17Ces incertitudes doivent elles demeurer ? Nous pensons que non. T. Rice Holmes13 a avancé un argument important sur l’identité des deux ports en regardant le verbe cognouerat = il avait reconnu, dans un des textes que nous venons de citer. César avait reconnu l’intérêt du Portus Itius l’année précédente, c’est donc qu’il s’en était servi l’année précédente, en 55. Car il faut tenir compte de la même formule employée pour désigner le point d’atterrissage en Bretagne dans la seconde campagne. César indiquait qu’il avait voulu gagner la zone de débarquement dont il avait remarqué l’excellente nature l’année précédente : qua optimum esse egressum superiore aestate cognouerat (BG 5, 8, 3). Et T. Rice Holmes a désigné les deux points de débarquement dans la même zone située sur la côte basse au Nord des falaises de Douvres. On est donc fondé à dire que César a voulu signifier qu’il avait gardé le même choix de point de départ, qu’il jugeait excellent, en 55 et 54, encore qu’il ne l’ait pas dit de manière tout à fait claire.
18Un élément peut encore faire pencher la balance du côté de Boulogne. En effet, en l’année 55, César est parti avec 80 navires de transport, et un nombre non précisé de navires de guerre qualifiés de « navires longs » destinés à la protection, sans parler de 18 navires de transport mouillés dans un port situé à 8 milles au Nord14. Cette vaste flotte, même si ses proportions étaient bien moindres que celles de la seconde expédition, ne pouvait pas être logée ailleurs que dans une rade comme celle de Boulogne.
19Nous en resterons là, car une comparaison sur la durée des trajets en 55 et 54 est malheureusement impossible, puisque la seconde traversée fut compliquée par une panne de vent et le jeu du courant à travers le Détroit (BG 5, 8, 2 et 3).
20La conclusion est que l’affirmation fréquente d’un port de première expédition situé à Wissant n’est nullement prouvée, que l’identification du premier port comme Boulogne a été soutenue dès l’Antiquité, et peut être considérée comme vraisemblable, ce qui nous permet de retenir le nom de Portus Itius pour le point de départ des deux expéditions. L’identification du Portus Itius avec Boulogne ou son environnement ne peut plus être mise en doute en raison d’un faisceau de vraisemblances.
21Il nous reste maintenant à nous interroger sur le sens de ce mot Itius. Commençons donc par nous demander si ce que l’on connaît de comparable dans la couche celtique de la toponymie peut nous aider.

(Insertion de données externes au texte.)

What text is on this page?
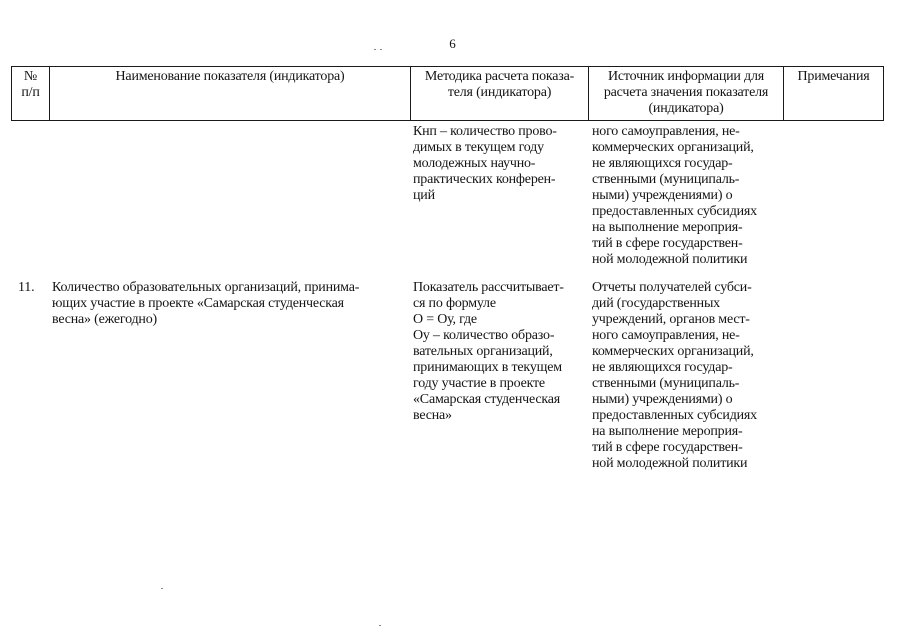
6
№
п/п
Наименование показателя (индикатора)	Методика расчета показа-
теля (индикатора)
Источник информации для
расчета значения показателя
(индикатора)
Примечания
Кнп – количество прово-
димых в текущем году
молодежных научно-
практических конферен-
ций
ного самоуправления, не-
коммерческих организаций,
не являющихся государ-
ственными (муниципаль-
ными) учреждениями) о
предоставленных субсидиях
на выполнение мероприя-
тий в сфере государствен-
ной молодежной политики
11.	Количество образовательных организаций, принима-
ющих участие в проекте «Самарская студенческая
весна» (ежегодно)
Показатель рассчитывает-
ся по формуле
О = Оу, где
Оу – количество образо-
вательных организаций,
принимающих в текущем
году участие в проекте
«Самарская студенческая
весна»
Отчеты получателей субси-
дий (государственных
учреждений, органов мест-
ного самоуправления, не-
коммерческих организаций,
не являющихся государ-
ственными (муниципаль-
ными) учреждениями) о
предоставленных субсидиях
на выполнение мероприя-
тий в сфере государствен-
ной молодежной политики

5. Une famille toponymique dans la couche celtique
22En effet, conformément à notre méthode, nous refusons toute analyse étymologique avant les analyses des noms sur le terrain. Cela s’impose d’autant plus que le mot Itius a prêté à deux tentatives étymologiques douteuses. Nous avons parlé de celle de J. Rhys. On a aussi voulu trouver un rapprochement étymologique entre Itius et Isques, au fond de la rade de Boulogne, rapprochement qui n’est pas sûr.
23Néanmoins il y a une série de lieux, cette fois en Icium, qui méritent attention, car nous montrerons plus loin qu’ils remontent en fait à Itium. Mais regardons d’abord leur attestation et leur sens.
Hyds, en Allier, Idz xiiie siècle, près de la source de l’Œil.
Ids-St-Roch, en Cher, Is 1212, Id 1217, le long de l’Arnon.
Ifs, en Calvados, Icium 1078, le long de l’Orne.
Is-en-Bassigny, en Haute Marne, Hyz 1219, le long du Rognon.
Is-sur-Tille, en Côte d’Or. Hicio 722, Icium 1012, le long de l’Ignon et de la Tille15.
Isle-Jourdain, en Vienne, Ize xie siècle, Iscium, Ictium xiie siècle, le long de la Vienne16.
24Il est facile de constater que ces lieux sont sur des cours d’eau, et cette situation appelle l’hypothèse d’un rapport entre cet environnement et le nom lui-même, surtout si l’on songe au toponyme suivant :
Izenave en Ain, Ysinaua xiiie siècle17, le long du Borrey, affluent de l’Oignin.
25Il faut ici rappeler que, formant le deuxième terme de ce composé, le vieux mot nave au sens de vallée est resté en toponymie et hydronymie18. Le premier terme de composé pour être accouplé avec le second possédait donc le sens de terrain dans une vallée ou cours d’eau dans une vallée et nous touchons donc un peu mieux le sens de ces Icium, sans l’atteindre encore parfaitement19. Peut on maintenant considérer que les phénomènes latins de palatalisation de ty et cy qui ont abouti à une graphie ci vers le iie ou iiie siècle interprétée comme signe d’une sibilante tsi nous permettent de remonter à une graphie celtique en Ition avec dentale ?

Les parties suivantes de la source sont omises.